If $\mathcal{E}$ are subsets of $X$ and $A \subset X$. Show that $\mathcal{A}\mathcal{(E \cap}$ A)=$\mathcal{A}\mathcal{(E)} \cap$ A If $\mathcal{E}$ is collections of subsets of a set $X$ and let $A \subset X$ be a subset. Show that the generated $\sigma$-algebra of $\mathcal{(E \cap}$ A) =the generated $\sigma$-algebra $\mathcal{E}$ $ \cap A$, i.e., 
$\mathcal{A}\mathcal{(E \cap}$ A)=$\mathcal{A}\mathcal{(E)}  \cap$ A
 A: First define
$$
M = \{B \in \sigma(\mathcal{E}) \mid B \in \sigma(\mathcal{E} \cap A)\}. 
$$
Show that this is a $\sigma$ algebra containing $\mathcal{E}$, proving one inclusion. 
This proof technique (showing that all sets having a certain property form a $\sigma$ algebra and contain a given set if generators, hence the generated $\sigma$ algebra) is sometimes known as the good set principle.
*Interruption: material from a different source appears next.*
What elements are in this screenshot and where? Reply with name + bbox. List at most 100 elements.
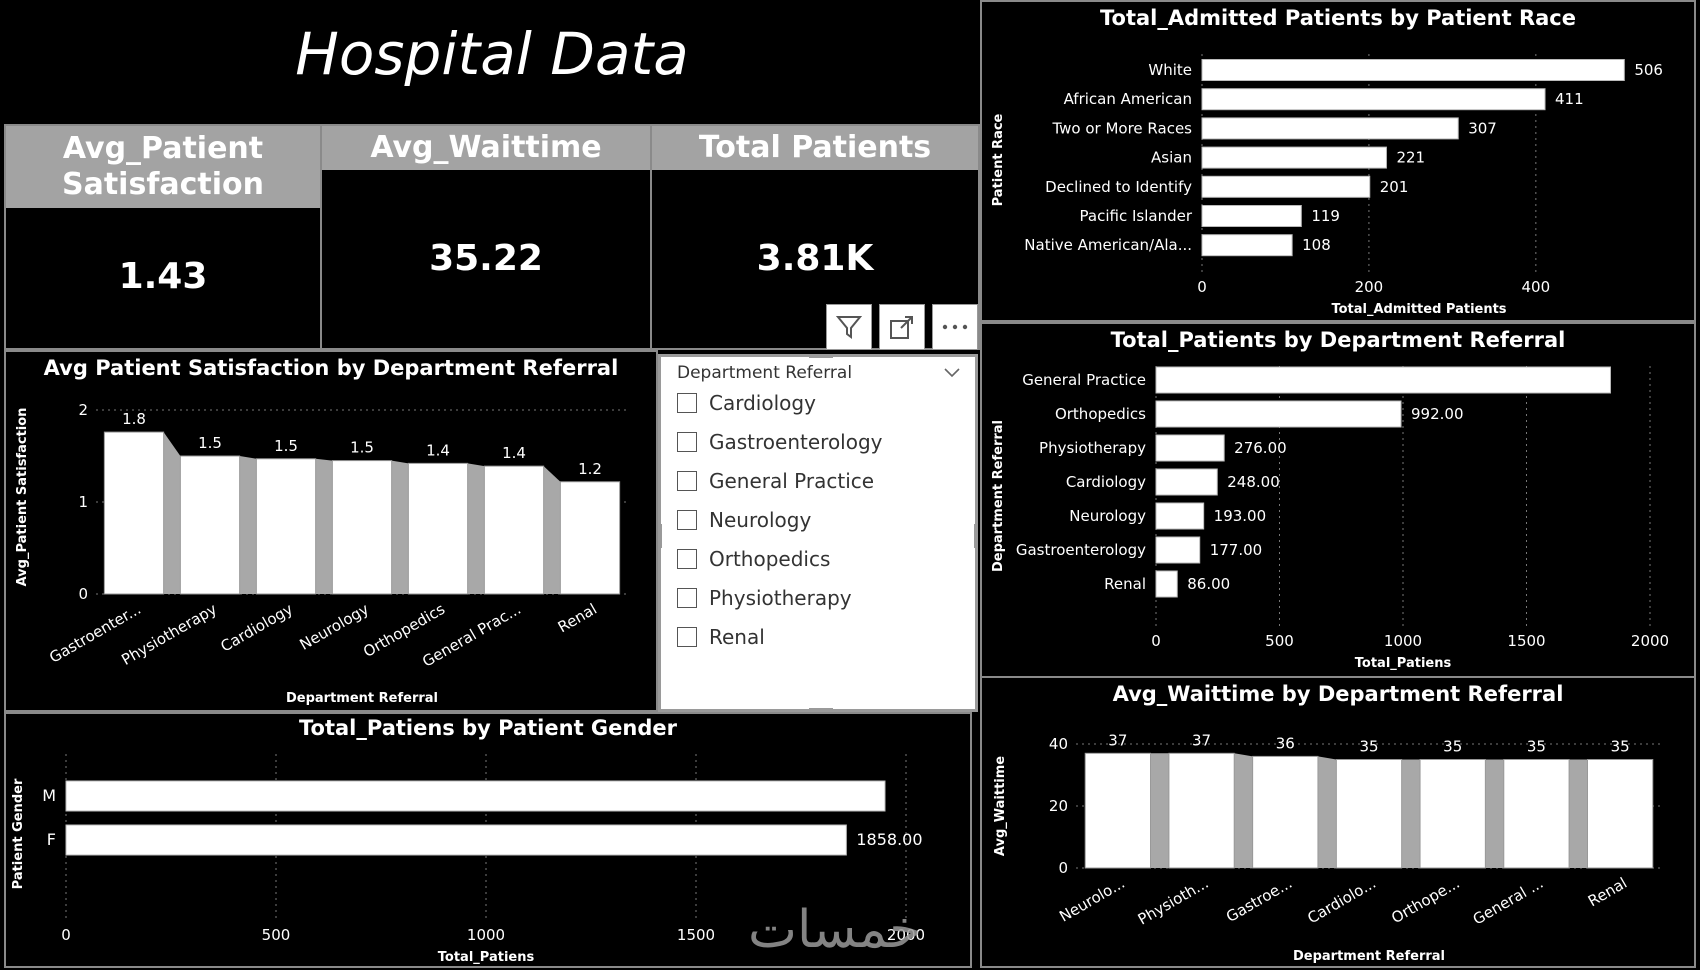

You should remember it. 
For the other, note that $\{E \cap A \mid E \in \sigma (\mathcal{E} ) \}$ is contained in the $\sigma$ algebra (!) (over A) $\sigma(\mathcal{E}) \cap A$. 
A: Notation 


*

*$\sigma_X(\mathcal E)$ is the sigma algebra generated by $\mathcal E$ in $X$

*$A^c$ is the complement of the subset $A$ in $X$

*$\mathcal C\cap A = \{C\cap A| C\in\mathcal C\}$ for a collection of subsets $\mathcal C$

*$2^C$ is the collection of all subsets of $C$


To me the crux of the proof is the following 
Lemma If $A\subseteq X$, $\mathcal B$ is a sigma algebra on $A$ and $\mathcal C$ is a sigma algebra on $A^c$ then
$$
    \sigma_X(\mathcal B\cup\mathcal C) \subseteq \{B\cup C| B\in\mathcal B, C\in\mathcal C\}
$$
Proof: The collection on the right clearly contains $\mathcal B,\mathcal C$. Using DeMorgan laws and the distribution of the intersection over the union you can prove that it is a sigma algebra on X. Q.E.D.
Now the main result:
Theorem Given $A\subseteq X$ and $\mathcal E\subseteq 2^X$ we have
$$
    \sigma_A(\mathcal E\cap A) = \sigma_X(\mathcal E)\cap A
$$
Proof: It's easy to see that $\sigma_X(\mathcal E)\cap A$ is a sigma algebra on $A$ and contains $\mathcal E\cap A$ so $\sigma_A(\mathcal E\cap A)\subseteq \sigma_X(\mathcal E)\cap A$.
To prove the other inclusion, call $\mathcal B = \sigma_A(\mathcal E\cap A)$, $\mathcal C = \sigma_{A^c}(\mathcal E\cap A^c)$ and consider $\sigma_X(\mathcal B\cup\mathcal C)$.
It's a sigma algebra on $X$ and contains $\mathcal E$, so it contains $\sigma_X(\mathcal E)$. It also contains $A$.
Then a generic $D\cap A \in\sigma_X(\mathcal E)\cap A\subseteq\sigma_X(\mathcal B\cup\mathcal C)$ being a subset of $A$ is in $\mathcal B$ by the lemma (it can be represented as the union of a set from $\mathcal B$ and a set from $\mathcal C$, but its intersection with $A^c$ is empty so it is in $\mathcal B$), which proves $\sigma_X(\mathcal E)\cap A\subseteq \sigma_A(\mathcal E\cap A)$. Q.E.D.